The pain: wasting time, lack of time-management, much effort brings poor results, fatigue, work overload

Examples: Pay in one click. X does this task for you. Tired of doing X? Still using X? We know how to do it 10 times better.

Self-perception

It’s no use telling people about positive thinking and staying true to ones’ nature. It’s in human nature to compare yourself and your achievement with those around you, it has been especially prominent since the rise of social networks. Beauty standards and all sorts of lifehacks and challenges with a peer pressure to follow and conform. 

The pain: unsatisfactory body image, loneliness, lack of human interaction (that is often attributed to unsatisfactory body image)

Examples: Change your life with X. Dreaming of a long-term relationship? Make your skin shine.

Health

This may be the only real pain in the literal meaning of the word. This pain point is mostly relevant for (surprise!) nutra offers, or health&beauty products. The best approaches will highlight such results as pain relief, some cosmetic improvement, or better self-care. 

The pain: lack of self-care, health issues, desire for better quality of life, 

Examples: Never feel the pain again. Scientifically attested. 9 out of 10 doctors prefer X. Longer and healthier life with X.

Customer profiling

So, how exactly do you get your hands on your audience’s pain points? Well, usually you run a research or simply ask.

Little Pain for Big Gain

Businessman holding product and service evaluation sheet. Customer satisfaction concept.

Customer research — polls and surveys to find out what they are thinking of. This approach works great for email marketing campaigns for an existing active database. Also, a short poll or quiz will do well on an interactive landing page and can become a valuable asset for data-driven optimization.

Sales research — find out what products are in demand with your audience, what feedback they get. Statistics from other ad campaigns or the stats data you can source online, also reviews and testimonials from customers. Monitoring social media and forums is a great way of doing that.

Integrating pain points in your campaigns

Pain points go beyond clickbait-y headlines and ugly creatives. You need to incorporate them into your marketing strategy so that the delivery of information, ad placements, length of copy, content of your landers — so that all conforms with the pain point you have identified.

Trigger emotions

In many cases, emotion is stronger than reason. People are prone to compulsive decisions when they feel worried and stressed, or on the contrary, extremely happy. Once you have identified the relevant pain point — offer the desired solution. Feel tired — here’s an all-inclusive tour to the Maldives, feel ugly — here’s a celebrity-acclaimed beauty knick-knack that will turn you into a fairy.
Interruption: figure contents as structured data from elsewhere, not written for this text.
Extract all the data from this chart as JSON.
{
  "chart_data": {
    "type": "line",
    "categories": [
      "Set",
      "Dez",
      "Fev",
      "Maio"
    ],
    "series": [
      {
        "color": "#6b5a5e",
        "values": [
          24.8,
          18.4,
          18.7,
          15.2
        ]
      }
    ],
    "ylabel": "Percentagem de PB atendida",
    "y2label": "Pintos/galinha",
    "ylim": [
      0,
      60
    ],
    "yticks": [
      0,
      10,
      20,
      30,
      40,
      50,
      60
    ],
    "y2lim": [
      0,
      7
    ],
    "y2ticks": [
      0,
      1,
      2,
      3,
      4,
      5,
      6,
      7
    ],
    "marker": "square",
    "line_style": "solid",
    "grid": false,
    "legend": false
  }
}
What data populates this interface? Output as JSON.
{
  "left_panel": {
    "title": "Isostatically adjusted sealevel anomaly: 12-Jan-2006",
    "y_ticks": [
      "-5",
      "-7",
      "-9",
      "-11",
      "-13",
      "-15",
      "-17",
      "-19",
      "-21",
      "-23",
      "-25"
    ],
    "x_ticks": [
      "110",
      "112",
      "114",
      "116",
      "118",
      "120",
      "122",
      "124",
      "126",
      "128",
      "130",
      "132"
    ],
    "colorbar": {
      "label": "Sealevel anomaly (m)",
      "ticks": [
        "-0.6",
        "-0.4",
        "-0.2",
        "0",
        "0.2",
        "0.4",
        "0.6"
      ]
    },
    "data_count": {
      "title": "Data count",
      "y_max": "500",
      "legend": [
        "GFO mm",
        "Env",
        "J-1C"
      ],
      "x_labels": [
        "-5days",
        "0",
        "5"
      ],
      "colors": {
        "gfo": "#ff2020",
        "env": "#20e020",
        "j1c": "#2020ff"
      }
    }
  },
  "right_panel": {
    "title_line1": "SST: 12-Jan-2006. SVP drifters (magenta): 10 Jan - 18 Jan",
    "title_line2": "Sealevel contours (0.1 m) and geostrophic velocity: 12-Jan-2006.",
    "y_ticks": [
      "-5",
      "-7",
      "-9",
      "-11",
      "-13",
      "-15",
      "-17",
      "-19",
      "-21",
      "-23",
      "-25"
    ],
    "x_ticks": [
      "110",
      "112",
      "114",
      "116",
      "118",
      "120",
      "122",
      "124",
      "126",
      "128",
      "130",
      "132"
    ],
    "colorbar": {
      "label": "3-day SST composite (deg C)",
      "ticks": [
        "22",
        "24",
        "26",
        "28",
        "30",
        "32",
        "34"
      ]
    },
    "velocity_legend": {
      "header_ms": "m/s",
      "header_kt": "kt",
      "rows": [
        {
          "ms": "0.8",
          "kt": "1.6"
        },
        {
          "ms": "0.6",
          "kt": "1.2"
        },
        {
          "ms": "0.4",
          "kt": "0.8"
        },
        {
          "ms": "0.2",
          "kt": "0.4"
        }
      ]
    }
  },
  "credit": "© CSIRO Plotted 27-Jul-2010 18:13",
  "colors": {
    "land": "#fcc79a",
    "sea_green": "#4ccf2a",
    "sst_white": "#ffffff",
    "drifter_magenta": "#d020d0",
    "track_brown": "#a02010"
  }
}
Use pain points to form keywords

This has everything to do with copy, headlines, and targeted search ads. Research a volume of texts dedicated to that pain or problem and identify the keys with the biggest ranking potential. Tools like Ahrefs and Google Trends will also come in handy.

When it comes to paid search, make sure to mention the top keywords that cover the customers’ pain. Finance — free trial, process — fast and easy, support — tested and reliable.

Little Pain for Big Gain

Optimize your copy

Fill it with necessary keywords, make it shorter or longer depending on what your audience wants to see. Make sure to address the pain in your texts and offer an explicit solution. For instance, when people are lonely, they are looking for an easily-accessible dating opportunity, not a “how to bear solitude” long read.

Conclusion

Every purchase is motivated by a need, in marketing this need is called a pain point. If you learn to identify them for your audience and integrate them at every level of your ad campaign, you will see much higher conversion rates because your content and offer will feel relatable, in other words, make them think: “feels like it was made just for me”. Make your audience feel special by calling out to their needs and thoughts. However, you should also remember to pick one pain point per campaign, because we all know that magic pills that solve all issues do not exist.